Like other characters in Dubliners who experience
epiphanies, Mr. Duffy is not inspired to begin a new phase in his
life, but instead he bitterly accepts his loneliness.
A Painful Case concludes where it begins, with Mr. Duffy alone.
This narrative circle mimics the many routines that comprise Mr.
Duffy's life and deny him true companionship. The story opens with
a detailed depiction of Mr. Duffy's unadorned home in a neighborhood
he chose for its distance from the hustle and bustle of Dublin.
Colors are limited and walls are bare in Mr. Duffy's house, and disorder,
spontaneity, and passion are unwelcome. As such, Mr. Duffy's house
serves as a microcosm of his soul. His regulatory impulses make
each day the same as the next. Such deadening repetitiveness ultimately
brings Mr. Duffy death in life: the death of someone who once stirred
his longings to be with others. In life, Mrs. Sinico invigorated
Mr. Duffy's routine and, through her intimacy, came close to warming
his cold heart. Only in death, however, does she succeed in revealing
his cycle of solitude to him. The tragedy of this story is threefold.
First, Mr. Duffy must face a dramatic death before he can rethink
his lifestyle and outlook. Second, acknowledging the problems in
his lifestyle makes him realize his culpability: Mrs. Sinico
died of a broken heart that he caused. Third, and perhaps most tragic,
Mr. Duffy will not change the life he has created for himself. He
is paralyzed, despite his revelations and his guilt.

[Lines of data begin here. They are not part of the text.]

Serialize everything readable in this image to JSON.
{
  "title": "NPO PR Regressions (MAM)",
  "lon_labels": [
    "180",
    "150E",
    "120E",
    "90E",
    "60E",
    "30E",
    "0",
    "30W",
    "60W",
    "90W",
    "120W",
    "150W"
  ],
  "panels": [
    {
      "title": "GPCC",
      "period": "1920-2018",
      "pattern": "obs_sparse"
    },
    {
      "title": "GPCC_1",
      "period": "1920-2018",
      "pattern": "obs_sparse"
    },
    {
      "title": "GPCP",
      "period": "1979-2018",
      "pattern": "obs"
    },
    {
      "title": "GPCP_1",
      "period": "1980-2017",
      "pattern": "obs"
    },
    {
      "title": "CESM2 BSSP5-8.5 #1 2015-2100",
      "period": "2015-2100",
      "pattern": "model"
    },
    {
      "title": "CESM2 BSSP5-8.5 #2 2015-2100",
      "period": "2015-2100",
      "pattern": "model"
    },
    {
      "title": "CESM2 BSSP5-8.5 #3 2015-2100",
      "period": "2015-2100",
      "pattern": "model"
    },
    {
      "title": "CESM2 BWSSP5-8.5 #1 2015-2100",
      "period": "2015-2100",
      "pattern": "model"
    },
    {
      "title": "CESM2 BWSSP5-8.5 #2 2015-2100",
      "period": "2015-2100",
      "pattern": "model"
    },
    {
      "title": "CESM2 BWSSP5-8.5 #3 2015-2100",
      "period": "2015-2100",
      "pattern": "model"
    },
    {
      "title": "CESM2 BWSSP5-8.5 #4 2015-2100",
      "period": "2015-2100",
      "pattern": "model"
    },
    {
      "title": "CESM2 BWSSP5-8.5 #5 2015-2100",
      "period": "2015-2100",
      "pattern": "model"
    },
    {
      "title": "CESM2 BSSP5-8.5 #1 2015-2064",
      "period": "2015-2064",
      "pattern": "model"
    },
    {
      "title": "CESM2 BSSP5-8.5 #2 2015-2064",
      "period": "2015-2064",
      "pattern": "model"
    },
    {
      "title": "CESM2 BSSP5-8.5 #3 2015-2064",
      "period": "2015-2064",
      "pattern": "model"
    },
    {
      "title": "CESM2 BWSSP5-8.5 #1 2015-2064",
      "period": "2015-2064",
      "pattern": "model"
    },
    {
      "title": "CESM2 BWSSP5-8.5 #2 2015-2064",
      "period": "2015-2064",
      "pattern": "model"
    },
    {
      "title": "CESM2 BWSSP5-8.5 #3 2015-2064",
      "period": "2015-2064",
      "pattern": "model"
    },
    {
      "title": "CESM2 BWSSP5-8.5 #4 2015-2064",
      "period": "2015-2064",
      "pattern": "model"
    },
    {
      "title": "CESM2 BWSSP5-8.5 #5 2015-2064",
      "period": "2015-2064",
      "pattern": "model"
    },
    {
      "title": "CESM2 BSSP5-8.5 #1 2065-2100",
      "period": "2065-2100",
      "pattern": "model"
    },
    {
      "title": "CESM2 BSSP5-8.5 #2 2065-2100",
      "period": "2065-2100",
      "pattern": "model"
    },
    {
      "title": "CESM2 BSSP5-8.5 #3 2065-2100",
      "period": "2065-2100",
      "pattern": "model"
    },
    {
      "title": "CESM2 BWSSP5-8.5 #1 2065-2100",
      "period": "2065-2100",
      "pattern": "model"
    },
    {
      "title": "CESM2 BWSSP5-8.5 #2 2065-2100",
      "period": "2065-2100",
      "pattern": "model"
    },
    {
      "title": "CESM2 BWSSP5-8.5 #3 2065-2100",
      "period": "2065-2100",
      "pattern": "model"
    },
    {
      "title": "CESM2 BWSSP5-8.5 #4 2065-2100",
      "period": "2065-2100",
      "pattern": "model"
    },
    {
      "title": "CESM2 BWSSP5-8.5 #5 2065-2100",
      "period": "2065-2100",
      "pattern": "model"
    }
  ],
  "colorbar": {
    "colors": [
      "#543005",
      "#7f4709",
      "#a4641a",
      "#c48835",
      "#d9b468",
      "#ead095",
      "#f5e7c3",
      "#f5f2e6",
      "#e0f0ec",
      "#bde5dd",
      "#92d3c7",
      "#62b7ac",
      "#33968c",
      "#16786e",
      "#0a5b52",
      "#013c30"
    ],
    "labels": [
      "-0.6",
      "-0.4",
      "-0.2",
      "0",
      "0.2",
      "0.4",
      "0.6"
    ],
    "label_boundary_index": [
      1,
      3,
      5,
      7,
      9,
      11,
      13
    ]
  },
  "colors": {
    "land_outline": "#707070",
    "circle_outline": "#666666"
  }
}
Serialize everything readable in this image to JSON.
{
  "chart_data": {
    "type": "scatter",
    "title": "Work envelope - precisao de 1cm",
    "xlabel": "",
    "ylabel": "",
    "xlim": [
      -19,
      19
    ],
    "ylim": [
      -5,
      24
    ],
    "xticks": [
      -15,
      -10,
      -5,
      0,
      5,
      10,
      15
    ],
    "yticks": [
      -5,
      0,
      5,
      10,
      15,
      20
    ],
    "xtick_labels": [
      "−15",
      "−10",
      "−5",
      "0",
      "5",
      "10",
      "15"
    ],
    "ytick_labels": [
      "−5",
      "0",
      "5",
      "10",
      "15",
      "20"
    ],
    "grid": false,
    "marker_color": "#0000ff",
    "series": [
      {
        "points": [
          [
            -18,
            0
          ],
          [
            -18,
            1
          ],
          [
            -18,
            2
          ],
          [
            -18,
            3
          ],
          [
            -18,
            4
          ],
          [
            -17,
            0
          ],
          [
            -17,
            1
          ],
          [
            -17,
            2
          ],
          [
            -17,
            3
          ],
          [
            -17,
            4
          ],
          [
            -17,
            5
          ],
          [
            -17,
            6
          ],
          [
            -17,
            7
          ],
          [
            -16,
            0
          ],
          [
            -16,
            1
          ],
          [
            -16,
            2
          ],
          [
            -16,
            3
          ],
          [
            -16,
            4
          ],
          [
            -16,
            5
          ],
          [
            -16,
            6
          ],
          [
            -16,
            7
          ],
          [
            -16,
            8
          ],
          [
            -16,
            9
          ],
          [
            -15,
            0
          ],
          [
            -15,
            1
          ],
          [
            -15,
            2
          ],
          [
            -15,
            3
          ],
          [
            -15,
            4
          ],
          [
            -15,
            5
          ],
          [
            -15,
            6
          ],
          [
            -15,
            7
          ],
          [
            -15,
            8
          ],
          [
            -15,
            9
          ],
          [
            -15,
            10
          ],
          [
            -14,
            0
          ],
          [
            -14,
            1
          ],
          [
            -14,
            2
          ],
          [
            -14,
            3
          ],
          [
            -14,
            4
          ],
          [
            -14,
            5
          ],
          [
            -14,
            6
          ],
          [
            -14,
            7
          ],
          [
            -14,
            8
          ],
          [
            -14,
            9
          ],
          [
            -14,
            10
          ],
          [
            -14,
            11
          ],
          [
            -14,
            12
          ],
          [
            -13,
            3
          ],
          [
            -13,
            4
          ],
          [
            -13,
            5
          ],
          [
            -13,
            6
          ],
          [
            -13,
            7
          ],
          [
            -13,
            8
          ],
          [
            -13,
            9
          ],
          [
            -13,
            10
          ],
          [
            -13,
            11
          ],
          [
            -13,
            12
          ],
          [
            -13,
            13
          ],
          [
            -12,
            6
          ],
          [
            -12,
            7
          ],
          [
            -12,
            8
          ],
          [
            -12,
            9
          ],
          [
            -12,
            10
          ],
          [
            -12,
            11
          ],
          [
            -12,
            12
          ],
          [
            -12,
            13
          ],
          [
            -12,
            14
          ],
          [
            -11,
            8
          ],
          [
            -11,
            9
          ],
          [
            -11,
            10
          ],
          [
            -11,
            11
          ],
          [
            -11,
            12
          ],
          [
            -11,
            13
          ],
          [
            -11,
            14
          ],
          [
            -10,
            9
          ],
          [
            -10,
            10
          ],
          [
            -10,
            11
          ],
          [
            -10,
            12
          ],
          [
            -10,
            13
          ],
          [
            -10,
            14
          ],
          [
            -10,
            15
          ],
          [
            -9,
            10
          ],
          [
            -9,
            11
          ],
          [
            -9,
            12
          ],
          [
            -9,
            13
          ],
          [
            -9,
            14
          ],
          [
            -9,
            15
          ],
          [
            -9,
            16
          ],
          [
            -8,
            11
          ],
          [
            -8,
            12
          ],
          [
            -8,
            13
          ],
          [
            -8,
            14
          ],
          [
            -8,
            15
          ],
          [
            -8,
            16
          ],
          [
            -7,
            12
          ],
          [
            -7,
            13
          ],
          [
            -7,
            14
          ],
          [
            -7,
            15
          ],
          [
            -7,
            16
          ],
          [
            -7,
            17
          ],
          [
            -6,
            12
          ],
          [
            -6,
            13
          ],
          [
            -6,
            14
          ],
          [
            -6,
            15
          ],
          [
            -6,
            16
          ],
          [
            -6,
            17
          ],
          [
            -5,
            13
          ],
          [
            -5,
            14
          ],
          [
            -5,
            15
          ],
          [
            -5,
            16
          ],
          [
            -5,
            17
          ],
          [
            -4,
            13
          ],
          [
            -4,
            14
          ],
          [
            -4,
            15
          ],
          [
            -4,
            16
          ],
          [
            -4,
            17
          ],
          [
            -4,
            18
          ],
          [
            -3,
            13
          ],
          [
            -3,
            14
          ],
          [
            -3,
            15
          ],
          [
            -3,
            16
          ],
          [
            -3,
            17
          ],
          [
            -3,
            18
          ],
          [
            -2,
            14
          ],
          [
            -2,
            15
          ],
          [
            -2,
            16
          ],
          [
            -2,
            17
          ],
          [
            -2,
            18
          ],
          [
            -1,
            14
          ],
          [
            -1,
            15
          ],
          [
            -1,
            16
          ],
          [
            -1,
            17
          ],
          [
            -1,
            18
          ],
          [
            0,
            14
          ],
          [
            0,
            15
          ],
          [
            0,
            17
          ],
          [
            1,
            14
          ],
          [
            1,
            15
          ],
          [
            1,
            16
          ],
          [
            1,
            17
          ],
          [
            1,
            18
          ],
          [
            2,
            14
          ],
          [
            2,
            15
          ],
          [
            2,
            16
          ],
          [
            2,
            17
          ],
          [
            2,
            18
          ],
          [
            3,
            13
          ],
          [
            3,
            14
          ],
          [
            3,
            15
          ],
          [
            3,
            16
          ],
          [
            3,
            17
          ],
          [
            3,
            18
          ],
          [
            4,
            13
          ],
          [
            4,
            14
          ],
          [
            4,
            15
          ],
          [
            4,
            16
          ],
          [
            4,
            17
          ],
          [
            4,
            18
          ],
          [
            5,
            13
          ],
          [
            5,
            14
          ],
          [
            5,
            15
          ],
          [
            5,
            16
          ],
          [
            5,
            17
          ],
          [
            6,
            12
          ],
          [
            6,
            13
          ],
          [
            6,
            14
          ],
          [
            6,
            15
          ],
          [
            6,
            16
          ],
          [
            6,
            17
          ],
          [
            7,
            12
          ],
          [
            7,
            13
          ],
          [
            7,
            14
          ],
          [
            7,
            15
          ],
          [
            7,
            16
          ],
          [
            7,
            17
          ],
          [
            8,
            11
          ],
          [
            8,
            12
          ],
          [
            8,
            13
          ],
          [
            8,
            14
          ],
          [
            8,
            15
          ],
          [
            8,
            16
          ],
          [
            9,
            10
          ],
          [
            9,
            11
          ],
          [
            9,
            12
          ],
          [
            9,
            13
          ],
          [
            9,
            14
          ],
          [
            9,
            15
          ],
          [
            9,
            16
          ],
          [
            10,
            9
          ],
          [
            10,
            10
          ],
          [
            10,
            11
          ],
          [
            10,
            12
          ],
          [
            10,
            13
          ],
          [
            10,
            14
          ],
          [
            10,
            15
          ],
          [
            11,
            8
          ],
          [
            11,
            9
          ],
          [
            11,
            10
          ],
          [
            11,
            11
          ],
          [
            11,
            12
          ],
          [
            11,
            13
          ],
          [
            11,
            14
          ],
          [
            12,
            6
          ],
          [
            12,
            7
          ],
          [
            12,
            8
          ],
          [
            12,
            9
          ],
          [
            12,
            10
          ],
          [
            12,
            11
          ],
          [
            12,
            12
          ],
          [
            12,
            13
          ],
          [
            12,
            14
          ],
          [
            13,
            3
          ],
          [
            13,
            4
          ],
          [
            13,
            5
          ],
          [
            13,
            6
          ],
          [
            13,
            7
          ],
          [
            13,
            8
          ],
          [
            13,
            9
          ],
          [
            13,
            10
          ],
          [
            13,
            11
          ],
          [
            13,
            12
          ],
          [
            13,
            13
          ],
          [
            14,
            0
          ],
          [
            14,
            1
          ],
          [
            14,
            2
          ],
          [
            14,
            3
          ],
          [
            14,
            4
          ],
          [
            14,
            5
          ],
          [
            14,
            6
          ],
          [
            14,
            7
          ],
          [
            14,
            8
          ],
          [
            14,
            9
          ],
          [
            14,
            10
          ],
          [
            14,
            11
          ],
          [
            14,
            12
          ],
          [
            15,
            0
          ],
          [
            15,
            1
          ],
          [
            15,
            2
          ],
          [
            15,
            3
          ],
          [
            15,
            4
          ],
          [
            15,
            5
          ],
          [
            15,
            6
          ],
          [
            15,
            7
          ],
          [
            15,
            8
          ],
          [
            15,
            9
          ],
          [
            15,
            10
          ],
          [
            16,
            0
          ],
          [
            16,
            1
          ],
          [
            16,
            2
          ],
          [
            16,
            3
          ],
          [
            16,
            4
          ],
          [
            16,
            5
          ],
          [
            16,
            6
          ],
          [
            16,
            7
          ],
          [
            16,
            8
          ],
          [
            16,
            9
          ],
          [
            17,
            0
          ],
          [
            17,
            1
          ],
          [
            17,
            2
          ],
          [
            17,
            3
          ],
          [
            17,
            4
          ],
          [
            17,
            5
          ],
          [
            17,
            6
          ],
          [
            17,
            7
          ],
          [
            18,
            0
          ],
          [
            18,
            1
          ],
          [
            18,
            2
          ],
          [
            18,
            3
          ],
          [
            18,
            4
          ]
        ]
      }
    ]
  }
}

Joyce's choice of symbolic names in A Painful Case articulates the
story's somber subject of thwarted love and loneliness. Duffyderives
from the Irish word for dark, suggesting the grim, solemn mood in
which the story unfolds and Mr. Duffy lives. The suburb in which
Mr. Duffy resides, Chapelizod, takes its name from the French, Chapel
d'Iseult. Iseult is half of the famed set of lovers, Tristan and
Iseult, whose doomed affair ranks as one of the most iconic love
stories in literature and music. This name's appearance in the story
as Mr. Duffy's home neighborhood, which he purposely chose in order
to distance himself from Dublin's hustle and bustle and which is
the starting point for his daily routine, connects the unrequited
love and death of Mrs. Sinico with Mr. Duffy's restrained existence.